Although phages have been applied for treatment of various diseases for a century, as mentioned above their use in practical medicine is still limited to several countries. Safety is one of the main concerns when considering the use of phages for therapy and prophylaxis since, unlike regular pharmacological products, they are living organisms. Besides, they may contribute to HGT in the form of transduction²¹. According to the technological requirements applicable in the countries currently manufacturing commercial phage preparations, before a new phage is considered for practical use, it must pass a number of tests confirming its lytic nature and ruling out a potential involvement in HGT. The advance of omics technologies helps to address this issue. Genome sequencing is an essential initial step for considering phage candidates since it identifies prophage genes such as integrases, repressors, excisases, recombinases, terminases and hence, allows predictions of potential prophage properties including virulence factors or prophage incompleteness²².

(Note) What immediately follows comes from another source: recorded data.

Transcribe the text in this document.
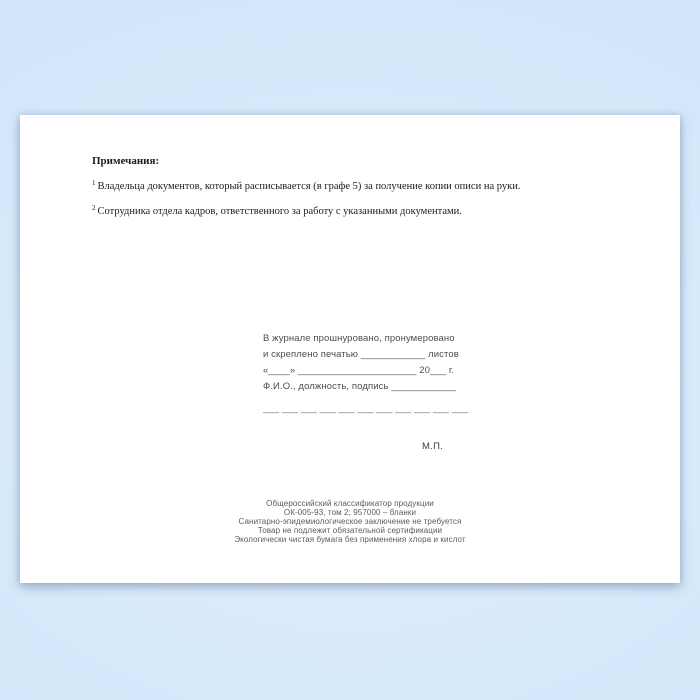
Примечания:

$^1$ Владельца документов, который расписывается (в графе 5) за получение копии описи на руки.

$^2$ Сотрудника отдела кадров, ответственного за работу с указанными документами.

В журнале прошнуровано, пронумеровано
и скреплено печатью ____________ листов
«____» ______________________ 20___ г.
Ф.И.О., должность, подпись ____________
___ ___ ___ ___ ___ ___ ___ ___ ___ ___ ___
М.П.
Общероссийский классификатор продукции
ОК-005-93, том 2; 957000 – бланки
Санитарно-эпидемиологическое заключение не требуется
Товар не подлежит обязательной сертификации
Экологически чистая бумага без применения хлора и кислот
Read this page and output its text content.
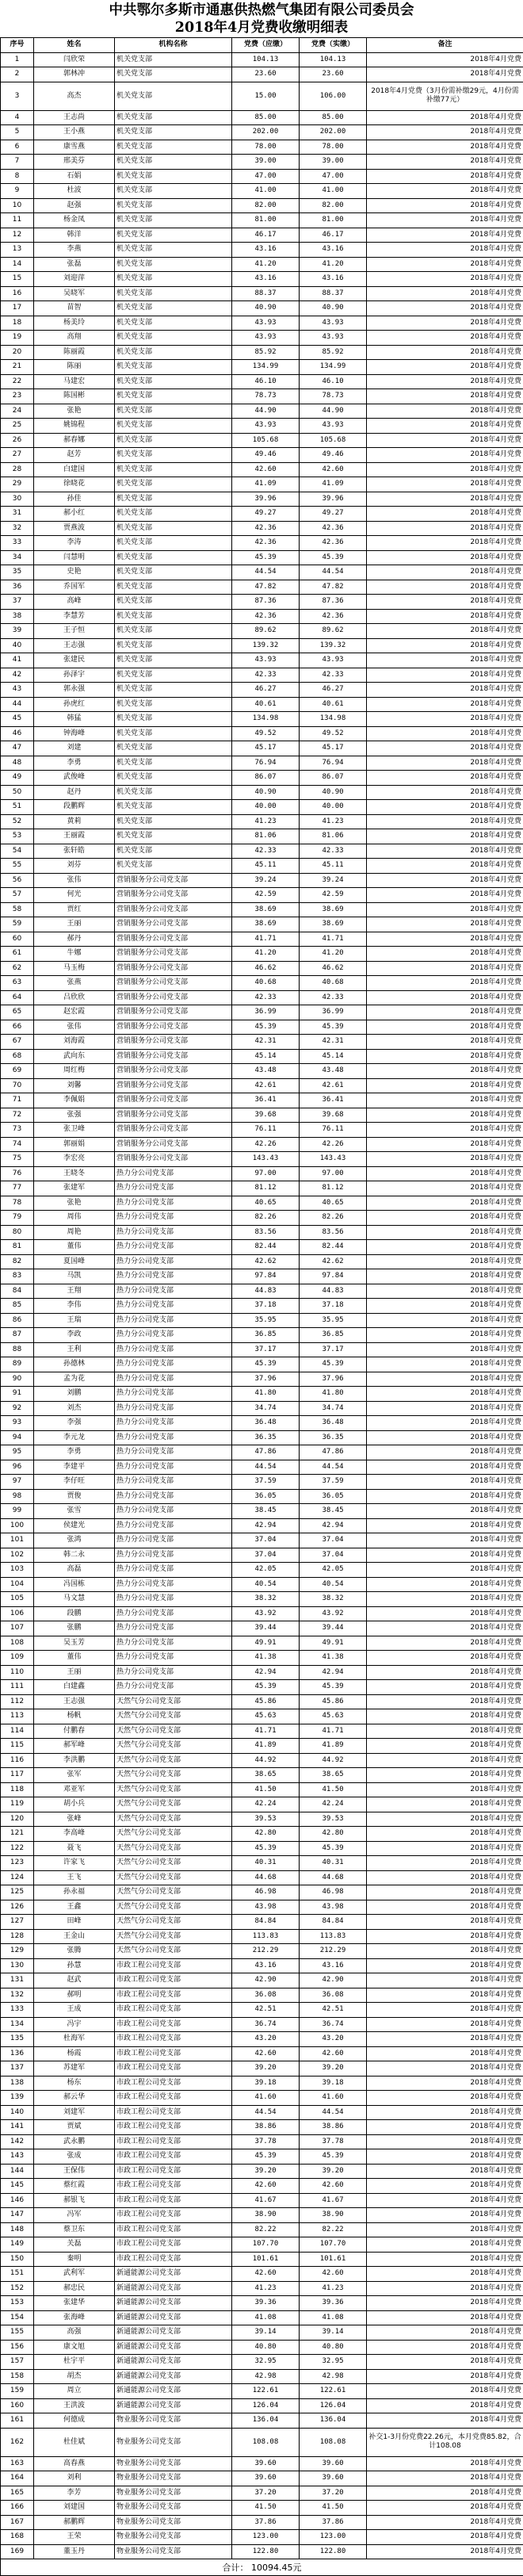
中共鄂尔多斯市通惠供热燃气集团有限公司委员会
2018年4月党费收缴明细表
序号	姓名	机构名称	党费（应缴）	党费（实缴）	备注
1	闫欣荣	机关党支部	104.13	104.13	2018年4月党费
2	郭林冲	机关党支部	23.60	23.60	2018年4月党费
3	高杰	机关党支部	15.00	106.00	2018年4月党费（3月份需补缴29元，4月份需补缴77元）
4	王志尚	机关党支部	85.00	85.00	2018年4月党费
5	王小燕	机关党支部	202.00	202.00	2018年4月党费
6	康雪燕	机关党支部	78.00	78.00	2018年4月党费
7	邢美芬	机关党支部	39.00	39.00	2018年4月党费
8	石娟	机关党支部	47.00	47.00	2018年4月党费
9	杜波	机关党支部	41.00	41.00	2018年4月党费
10	赵强	机关党支部	82.00	82.00	2018年4月党费
11	杨金凤	机关党支部	81.00	81.00	2018年4月党费
12	韩洋	机关党支部	46.17	46.17	2018年4月党费
13	李燕	机关党支部	43.16	43.16	2018年4月党费
14	张磊	机关党支部	41.20	41.20	2018年4月党费
15	刘迎萍	机关党支部	43.16	43.16	2018年4月党费
16	吴晓军	机关党支部	88.37	88.37	2018年4月党费
17	苗智	机关党支部	40.90	40.90	2018年4月党费
18	杨美玲	机关党支部	43.93	43.93	2018年4月党费
19	高翔	机关党支部	43.93	43.93	2018年4月党费
20	陈丽霞	机关党支部	85.92	85.92	2018年4月党费
21	陈丽	机关党支部	134.99	134.99	2018年4月党费
22	马建宏	机关党支部	46.10	46.10	2018年4月党费
23	陈国彬	机关党支部	78.73	78.73	2018年4月党费
24	张艳	机关党支部	44.90	44.90	2018年4月党费
25	姚锦程	机关党支部	43.93	43.93	2018年4月党费
26	郝春娜	机关党支部	105.68	105.68	2018年4月党费
27	赵芳	机关党支部	49.46	49.46	2018年4月党费
28	白建国	机关党支部	42.60	42.60	2018年4月党费
29	徐晓花	机关党支部	41.09	41.09	2018年4月党费
30	孙佳	机关党支部	39.96	39.96	2018年4月党费
31	郝小红	机关党支部	49.27	49.27	2018年4月党费
32	贾燕波	机关党支部	42.36	42.36	2018年4月党费
33	李涛	机关党支部	42.36	42.36	2018年4月党费
34	闫慧明	机关党支部	45.39	45.39	2018年4月党费
35	史艳	机关党支部	44.54	44.54	2018年4月党费
36	乔国军	机关党支部	47.82	47.82	2018年4月党费
37	高峰	机关党支部	87.36	87.36	2018年4月党费
38	李慧芳	机关党支部	42.36	42.36	2018年4月党费
39	王子恒	机关党支部	89.62	89.62	2018年4月党费
40	王志强	机关党支部	139.32	139.32	2018年4月党费
41	张建民	机关党支部	43.93	43.93	2018年4月党费
42	孙泽宇	机关党支部	42.33	42.33	2018年4月党费
43	郭永强	机关党支部	46.27	46.27	2018年4月党费
44	孙虎红	机关党支部	40.61	40.61	2018年4月党费
45	韩猛	机关党支部	134.98	134.98	2018年4月党费
46	钟海峰	机关党支部	49.52	49.52	2018年4月党费
47	刘建	机关党支部	45.17	45.17	2018年4月党费
48	李勇	机关党支部	76.94	76.94	2018年4月党费
49	武俊峰	机关党支部	86.07	86.07	2018年4月党费
50	赵丹	机关党支部	40.90	40.90	2018年4月党费
51	段鹏辉	机关党支部	40.00	40.00	2018年4月党费
52	黄莉	机关党支部	41.23	41.23	2018年4月党费
53	王丽霞	机关党支部	81.06	81.06	2018年4月党费
54	张轩皓	机关党支部	42.33	42.33	2018年4月党费
55	刘芬	机关党支部	45.11	45.11	2018年4月党费
56	张伟	营销服务分公司党支部	39.24	39.24	2018年4月党费
57	何光	营销服务分公司党支部	42.59	42.59	2018年4月党费
58	贾红	营销服务分公司党支部	38.69	38.69	2018年4月党费
59	王丽	营销服务分公司党支部	38.69	38.69	2018年4月党费
60	郝丹	营销服务分公司党支部	41.71	41.71	2018年4月党费
61	牛娜	营销服务分公司党支部	41.20	41.20	2018年4月党费
62	马玉梅	营销服务分公司党支部	46.62	46.62	2018年4月党费
63	张燕	营销服务分公司党支部	40.68	40.68	2018年4月党费
64	吕欣欣	营销服务分公司党支部	42.33	42.33	2018年4月党费
65	赵宏霞	营销服务分公司党支部	36.99	36.99	2018年4月党费
66	张伟	营销服务分公司党支部	45.39	45.39	2018年4月党费
67	刘海霞	营销服务分公司党支部	42.31	42.31	2018年4月党费
68	武向东	营销服务分公司党支部	45.14	45.14	2018年4月党费
69	周红梅	营销服务分公司党支部	43.48	43.48	2018年4月党费
70	刘馨	营销服务分公司党支部	42.61	42.61	2018年4月党费
71	李佩娟	营销服务分公司党支部	36.41	36.41	2018年4月党费
72	张强	营销服务分公司党支部	39.68	39.68	2018年4月党费
73	张卫峰	营销服务分公司党支部	76.11	76.11	2018年4月党费
74	郭丽娟	营销服务分公司党支部	42.26	42.26	2018年4月党费
75	李宏亮	营销服务分公司党支部	143.43	143.43	2018年4月党费
76	王晓冬	热力分公司党支部	97.00	97.00	2018年4月党费
77	张建军	热力分公司党支部	81.12	81.12	2018年4月党费
78	张艳	热力分公司党支部	40.65	40.65	2018年4月党费
79	周伟	热力分公司党支部	82.26	82.26	2018年4月党费
80	周艳	热力分公司党支部	83.56	83.56	2018年4月党费
81	董伟	热力分公司党支部	82.44	82.44	2018年4月党费
82	夏国峰	热力分公司党支部	42.62	42.62	2018年4月党费
83	马凯	热力分公司党支部	97.84	97.84	2018年4月党费
84	王翔	热力分公司党支部	44.83	44.83	2018年4月党费
85	李伟	热力分公司党支部	37.18	37.18	2018年4月党费
86	王瑞	热力分公司党支部	35.95	35.95	2018年4月党费
87	李政	热力分公司党支部	36.85	36.85	2018年4月党费
88	王利	热力分公司党支部	37.17	37.17	2018年4月党费
89	孙德林	热力分公司党支部	45.39	45.39	2018年4月党费
90	孟为花	热力分公司党支部	37.96	37.96	2018年4月党费
91	刘鹏	热力分公司党支部	41.80	41.80	2018年4月党费
92	刘杰	热力分公司党支部	34.74	34.74	2018年4月党费
93	李强	热力分公司党支部	36.48	36.48	2018年4月党费
94	李元龙	热力分公司党支部	36.35	36.35	2018年4月党费
95	李勇	热力分公司党支部	47.86	47.86	2018年4月党费
96	李建平	热力分公司党支部	44.54	44.54	2018年4月党费
97	李仔旺	热力分公司党支部	37.59	37.59	2018年4月党费
98	贾俊	热力分公司党支部	36.05	36.05	2018年4月党费
99	张雪	热力分公司党支部	38.45	38.45	2018年4月党费
100	侯建光	热力分公司党支部	42.94	42.94	2018年4月党费
101	张鸿	热力分公司党支部	37.04	37.04	2018年4月党费
102	韩二永	热力分公司党支部	37.04	37.04	2018年4月党费
103	高磊	热力分公司党支部	42.05	42.05	2018年4月党费
104	冯国栋	热力分公司党支部	40.54	40.54	2018年4月党费
105	马文慧	热力分公司党支部	38.32	38.32	2018年4月党费
106	段鹏	热力分公司党支部	43.92	43.92	2018年4月党费
107	张鹏	热力分公司党支部	39.44	39.44	2018年4月党费
108	吴玉芳	热力分公司党支部	49.91	49.91	2018年4月党费
109	董伟	热力分公司党支部	41.38	41.38	2018年4月党费
110	王丽	热力分公司党支部	42.94	42.94	2018年4月党费
111	白建鑫	热力分公司党支部	45.39	45.39	2018年4月党费
112	王志强	天然气分公司党支部	45.86	45.86	2018年4月党费
113	杨帆	天然气分公司党支部	45.63	45.63	2018年4月党费
114	付鹏春	天然气分公司党支部	41.71	41.71	2018年4月党费
115	郝军峰	天然气分公司党支部	41.89	41.89	2018年4月党费
116	李洪鹏	天然气分公司党支部	44.92	44.92	2018年4月党费
117	张军	天然气分公司党支部	38.65	38.65	2018年4月党费
118	邓亚军	天然气分公司党支部	41.50	41.50	2018年4月党费
119	胡小兵	天然气分公司党支部	42.24	42.24	2018年4月党费
120	张峰	天然气分公司党支部	39.53	39.53	2018年4月党费
121	李高峰	天然气分公司党支部	42.80	42.80	2018年4月党费
122	聂飞	天然气分公司党支部	45.39	45.39	2018年4月党费
123	许家飞	天然气分公司党支部	40.31	40.31	2018年4月党费
124	王飞	天然气分公司党支部	44.68	44.68	2018年4月党费
125	孙永福	天然气分公司党支部	46.98	46.98	2018年4月党费
126	王鑫	天然气分公司党支部	43.98	43.98	2018年4月党费
127	田峰	天然气分公司党支部	84.84	84.84	2018年4月党费
128	王金山	天然气分公司党支部	113.83	113.83	2018年4月党费
129	张腾	天然气分公司党支部	212.29	212.29	2018年4月党费
130	孙慧	市政工程公司党支部	43.16	43.16	2018年4月党费
131	赵武	市政工程公司党支部	42.90	42.90	2018年4月党费
132	郝明	市政工程公司党支部	36.08	36.08	2018年4月党费
133	王成	市政工程公司党支部	42.51	42.51	2018年4月党费
134	冯宇	市政工程公司党支部	36.74	36.74	2018年4月党费
135	杜海军	市政工程公司党支部	43.20	43.20	2018年4月党费
136	杨霞	市政工程公司党支部	42.60	42.60	2018年4月党费
137	苏建军	市政工程公司党支部	39.20	39.20	2018年4月党费
138	杨东	市政工程公司党支部	39.18	39.18	2018年4月党费
139	郝云华	市政工程公司党支部	41.60	41.60	2018年4月党费
140	刘建军	市政工程公司党支部	44.54	44.54	2018年4月党费
141	贾斌	市政工程公司党支部	38.86	38.86	2018年4月党费
142	武永鹏	市政工程公司党支部	37.78	37.78	2018年4月党费
143	张成	市政工程公司党支部	45.39	45.39	2018年4月党费
144	王保伟	市政工程公司党支部	39.20	39.20	2018年4月党费
145	蔡红霞	市政工程公司党支部	42.60	42.60	2018年4月党费
146	郝银飞	市政工程公司党支部	41.67	41.67	2018年4月党费
147	冯军	市政工程公司党支部	38.90	38.90	2018年4月党费
148	蔡卫东	市政工程公司党支部	82.22	82.22	2018年4月党费
149	关磊	市政工程公司党支部	107.70	107.70	2018年4月党费
150	秦明	市政工程公司党支部	101.61	101.61	2018年4月党费
151	武利军	新通能源公司党支部	42.60	42.60	2018年4月党费
152	郝忠民	新通能源公司党支部	41.23	41.23	2018年4月党费
153	张建华	新通能源公司党支部	39.36	39.36	2018年4月党费
154	张海峰	新通能源公司党支部	41.08	41.08	2018年4月党费
155	高强	新通能源公司党支部	39.14	39.14	2018年4月党费
156	康文旭	新通能源公司党支部	40.80	40.80	2018年4月党费
157	杜宇平	新通能源公司党支部	32.95	32.95	2018年4月党费
158	胡杰	新通能源公司党支部	42.98	42.98	2018年4月党费
159	周立	新通能源公司党支部	122.61	122.61	2018年4月党费
160	王洪波	新通能源公司党支部	126.04	126.04	2018年4月党费
161	何德成	物业服务公司党支部	136.04	136.04	2018年4月党费
162	杜佳斌	物业服务公司党支部	108.08	108.08	补交1-3月份党费22.26元，本月党费85.82，合计108.08
163	高春燕	物业服务公司党支部	39.60	39.60	2018年4月党费
164	刘利	物业服务公司党支部	39.60	39.60	2018年4月党费
165	李芳	物业服务公司党支部	37.20	37.20	2018年4月党费
166	刘建国	物业服务公司党支部	41.50	41.50	2018年4月党费
167	郝鹏辉	物业服务公司党支部	37.86	37.86	2018年4月党费
168	王荣	物业服务公司党支部	123.00	123.00	2018年4月党费
169	董玉丹	物业服务公司党支部	122.80	122.80	2018年4月党费
合计： 10094.45元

Regulatory issues represent a major obstacle for the implementation of phage therapy: its efficacy has to be confirmed according to the current pharmacological standards. This requires that properly designed, randomised, placebo controlled, and double-blind clinical trials have to be performed. So far, 17 clinical trials have been registered between 1996 through 2018, but the majority of them could not recruit enough patients; the others were not well designed, therefore they fall far from providing statistically relevant conclusions about the efficacy of phage therapy²². For instance, the recently completed Phagoburn trial, which represented a public investment of 3.85 million euros, enrolled a total of 27 patients only among 11 centres²³. This is much less than the pre-calculated 220 patients needed to provide statistically significant results for the study. Besides, the trial was designed for treatment of burn wound infections caused by E. coli, but the clinical results showed that P. aeruginosa was predominant. The inadequate trial outcome was significantly affected by the initial error in trial design as it is well known that burn wounds are mostly infected by P. aeruginosa, not E. coli. A randomised, placebo-controlled, double-blind clinical trial has been recently completed in Georgia. Patients with urinary tract infections caused by E. coli, Enterococcus spp., Proteus spp., Streptococcus spp., S. aureus and P. aeruginosa were enrolled in the study. The patients were treated with a commercial preparation Pyo-bacteriophage, which is a mix of bacteriophages targeting all these pathogens. Preliminary results of the clinical trial have been published^24,25, which hopefully will result in a broader recognition of phage therapy for treatment of multidrug resistant infections. Once widely accepted, phage can be used as a valuable alternative option to lessen antibiotic usage and corresponding resistance.

The authors declare no conflicts of interest.